This week, DivXNetworks, Inc. announced the release of the version 5.2 of its codec, offering a built-in bitrate calculator, a new fast encoding mode, and support for French, German, and Japanese in addition to English—a move that points to the international nature of the company’s market.

"About 75% of our traffic and two-thirds of our revenue are from outside the United States," says Kevin Hell, DivX’s chief marketing officer and managing director. "The DivX brand is appealing to the European market, since (co-founder) Jerome 'Gej’ Rota is from France, and there’s a lot more anti-Microsoft sentiment over there." Worldwide, DivX claims 120 million downloads of the three versions of its codec: DivX, the free encoder, decoder, and player; DivX Pro, the $19.99 advanced encoding tool; and Dr.
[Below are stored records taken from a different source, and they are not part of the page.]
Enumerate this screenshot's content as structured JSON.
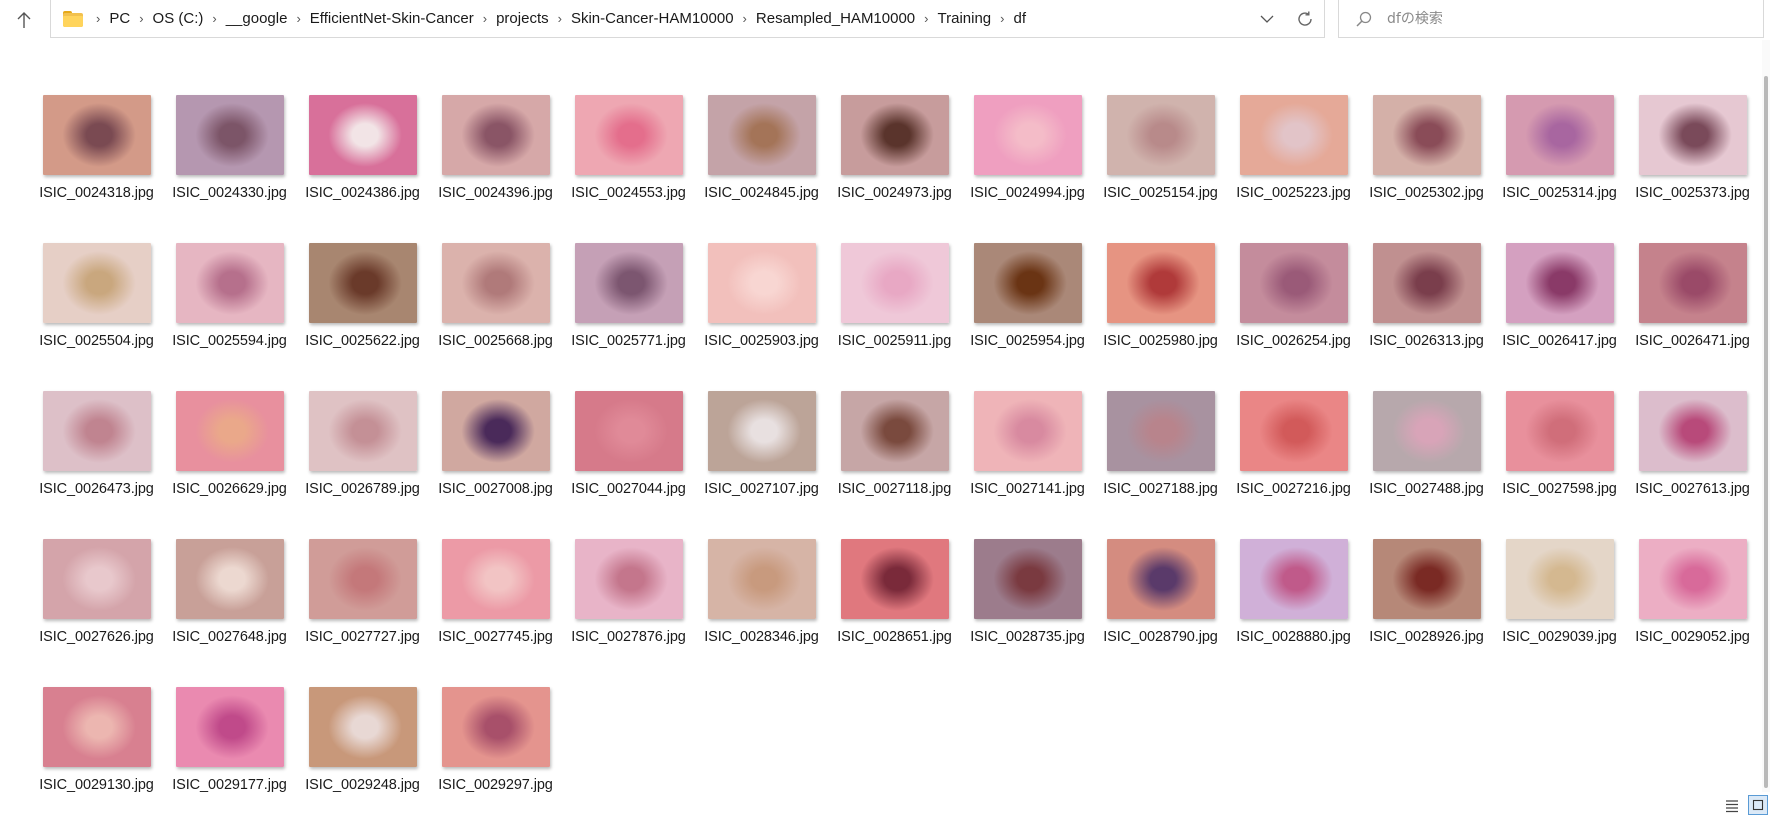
{
  "breadcrumb": {
    "items": [
      "PC",
      "OS (C:)",
      "__google",
      "EfficientNet-Skin-Cancer",
      "projects",
      "Skin-Cancer-HAM10000",
      "Resampled_HAM10000",
      "Training",
      "df"
    ]
  },
  "search": {
    "placeholder": "dfの検索"
  },
  "icons": {
    "up": "arrow-up-icon",
    "folder": "folder-icon",
    "dropdown": "chevron-down-icon",
    "refresh": "refresh-icon",
    "search": "search-icon",
    "details_view": "details-view-icon",
    "tiles_view": "large-icons-view-icon"
  },
  "files": [
    {
      "name": "ISIC_0024318.jpg",
      "bg": "#d39a88",
      "lesion": "#7a4a52"
    },
    {
      "name": "ISIC_0024330.jpg",
      "bg": "#b597b0",
      "lesion": "#7c5568"
    },
    {
      "name": "ISIC_0024386.jpg",
      "bg": "#d8709a",
      "lesion": "#f2e4e6"
    },
    {
      "name": "ISIC_0024396.jpg",
      "bg": "#d6a8a8",
      "lesion": "#8a5566"
    },
    {
      "name": "ISIC_0024553.jpg",
      "bg": "#eea7b2",
      "lesion": "#e46e8c"
    },
    {
      "name": "ISIC_0024845.jpg",
      "bg": "#c4a3a8",
      "lesion": "#a47458"
    },
    {
      "name": "ISIC_0024973.jpg",
      "bg": "#c79c9c",
      "lesion": "#5a342c"
    },
    {
      "name": "ISIC_0024994.jpg",
      "bg": "#ef9fc0",
      "lesion": "#f4bcc8"
    },
    {
      "name": "ISIC_0025154.jpg",
      "bg": "#d0b3ad",
      "lesion": "#b88a8a"
    },
    {
      "name": "ISIC_0025223.jpg",
      "bg": "#e5a998",
      "lesion": "#e2c4c8"
    },
    {
      "name": "ISIC_0025302.jpg",
      "bg": "#d4b0a8",
      "lesion": "#8a4c58"
    },
    {
      "name": "ISIC_0025314.jpg",
      "bg": "#d59ab0",
      "lesion": "#a866a0"
    },
    {
      "name": "ISIC_0025373.jpg",
      "bg": "#e6c8d2",
      "lesion": "#7a4a5a"
    },
    {
      "name": "ISIC_0025504.jpg",
      "bg": "#e6cfc6",
      "lesion": "#c9a77e"
    },
    {
      "name": "ISIC_0025594.jpg",
      "bg": "#e6b6c2",
      "lesion": "#b6708c"
    },
    {
      "name": "ISIC_0025622.jpg",
      "bg": "#a88670",
      "lesion": "#6a3a2a"
    },
    {
      "name": "ISIC_0025668.jpg",
      "bg": "#dbb2ac",
      "lesion": "#b07a7a"
    },
    {
      "name": "ISIC_0025771.jpg",
      "bg": "#c5a0b6",
      "lesion": "#7c5670"
    },
    {
      "name": "ISIC_0025903.jpg",
      "bg": "#f2c0bc",
      "lesion": "#f8d6d2"
    },
    {
      "name": "ISIC_0025911.jpg",
      "bg": "#efc8d8",
      "lesion": "#e8a8c4"
    },
    {
      "name": "ISIC_0025954.jpg",
      "bg": "#aa8878",
      "lesion": "#6a3414"
    },
    {
      "name": "ISIC_0025980.jpg",
      "bg": "#e69482",
      "lesion": "#b03a3a"
    },
    {
      "name": "ISIC_0026254.jpg",
      "bg": "#c48c9c",
      "lesion": "#9a5a78"
    },
    {
      "name": "ISIC_0026313.jpg",
      "bg": "#c09090",
      "lesion": "#7a3e4c"
    },
    {
      "name": "ISIC_0026417.jpg",
      "bg": "#d4a0c0",
      "lesion": "#8a3a68"
    },
    {
      "name": "ISIC_0026471.jpg",
      "bg": "#c5828c",
      "lesion": "#9a4a68"
    },
    {
      "name": "ISIC_0026473.jpg",
      "bg": "#ddc0c8",
      "lesion": "#c08490"
    },
    {
      "name": "ISIC_0026629.jpg",
      "bg": "#e8909e",
      "lesion": "#eaa88a"
    },
    {
      "name": "ISIC_0026789.jpg",
      "bg": "#dfc2c4",
      "lesion": "#c49096"
    },
    {
      "name": "ISIC_0027008.jpg",
      "bg": "#d0a8a0",
      "lesion": "#4a2a5a"
    },
    {
      "name": "ISIC_0027044.jpg",
      "bg": "#d67a8a",
      "lesion": "#e08a98"
    },
    {
      "name": "ISIC_0027107.jpg",
      "bg": "#bca498",
      "lesion": "#e8e0e0"
    },
    {
      "name": "ISIC_0027118.jpg",
      "bg": "#c6a6a6",
      "lesion": "#7a4a3e"
    },
    {
      "name": "ISIC_0027141.jpg",
      "bg": "#efb4b8",
      "lesion": "#d88aa0"
    },
    {
      "name": "ISIC_0027188.jpg",
      "bg": "#a892a0",
      "lesion": "#b8848c"
    },
    {
      "name": "ISIC_0027216.jpg",
      "bg": "#ea8686",
      "lesion": "#d25a5a"
    },
    {
      "name": "ISIC_0027488.jpg",
      "bg": "#b7a8ac",
      "lesion": "#d8a4b8"
    },
    {
      "name": "ISIC_0027598.jpg",
      "bg": "#e8909c",
      "lesion": "#d06e7a"
    },
    {
      "name": "ISIC_0027613.jpg",
      "bg": "#dcbdcc",
      "lesion": "#b84a7a"
    },
    {
      "name": "ISIC_0027626.jpg",
      "bg": "#d4a4aa",
      "lesion": "#e8c8cc"
    },
    {
      "name": "ISIC_0027648.jpg",
      "bg": "#c8a098",
      "lesion": "#ecd8d0"
    },
    {
      "name": "ISIC_0027727.jpg",
      "bg": "#d09c98",
      "lesion": "#c4787a"
    },
    {
      "name": "ISIC_0027745.jpg",
      "bg": "#ec9aa6",
      "lesion": "#f2c4c4"
    },
    {
      "name": "ISIC_0027876.jpg",
      "bg": "#e8b4c8",
      "lesion": "#c4768c"
    },
    {
      "name": "ISIC_0028346.jpg",
      "bg": "#d6b4a6",
      "lesion": "#c89a7e"
    },
    {
      "name": "ISIC_0028651.jpg",
      "bg": "#e0787e",
      "lesion": "#7a2a3a"
    },
    {
      "name": "ISIC_0028735.jpg",
      "bg": "#9c7c8c",
      "lesion": "#7a3a40"
    },
    {
      "name": "ISIC_0028790.jpg",
      "bg": "#d48c80",
      "lesion": "#5a3a6a"
    },
    {
      "name": "ISIC_0028880.jpg",
      "bg": "#d0b0d8",
      "lesion": "#c05a8a"
    },
    {
      "name": "ISIC_0028926.jpg",
      "bg": "#b68878",
      "lesion": "#7a2a24"
    },
    {
      "name": "ISIC_0029039.jpg",
      "bg": "#e4d6c8",
      "lesion": "#d4b890"
    },
    {
      "name": "ISIC_0029052.jpg",
      "bg": "#ecaec4",
      "lesion": "#d86a9a"
    },
    {
      "name": "ISIC_0029130.jpg",
      "bg": "#d88090",
      "lesion": "#ecb6b0"
    },
    {
      "name": "ISIC_0029177.jpg",
      "bg": "#ea8ab0",
      "lesion": "#c04a8a"
    },
    {
      "name": "ISIC_0029248.jpg",
      "bg": "#c8987a",
      "lesion": "#e8d8d4"
    },
    {
      "name": "ISIC_0029297.jpg",
      "bg": "#e4948e",
      "lesion": "#a8506a"
    }
  ]
}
DivX 9 (now in version 1.0.5), a $49.99 consumer-targeted suite that includes DivX Pro.

Hell says that DivX’s internal testing shows that DivX 5.2 offers "33-38%" better encoding quality, defined by signal-to-noise ratio, and 300% faster encoding speed than Microsoft Windows Media Video 9, though no independent tests are yet available. But compression efficiency has always been the name of DivX’s game—it’s always touted the codec’s ability to deliver full-length DVD-quality movies within the 700MB storage limits of a CD—so it’s no surprise that it once again forms the core of 5.2’s marketing pitch.

Beyond the promises of improved image quality and encoding times, DivX 5.2 offers several improvements over 5.1:
- Adaptive single and multiple consecutive B-frames, which allow the encoder to save space by only encoding the differences between preceding and subsequent frames (i.e. "talking head" shots where the background stays constant).
- Multiple quantization metrics, which apply different bitrates to different types of video streams (i.e., animation vs. live-action). For the most part, DivX uses H.263 quantization, which is designed for a wide range of bitrates, but 5.2 adds MPEG-2 quantization, which is particularly efficient for high-bitrate encoding.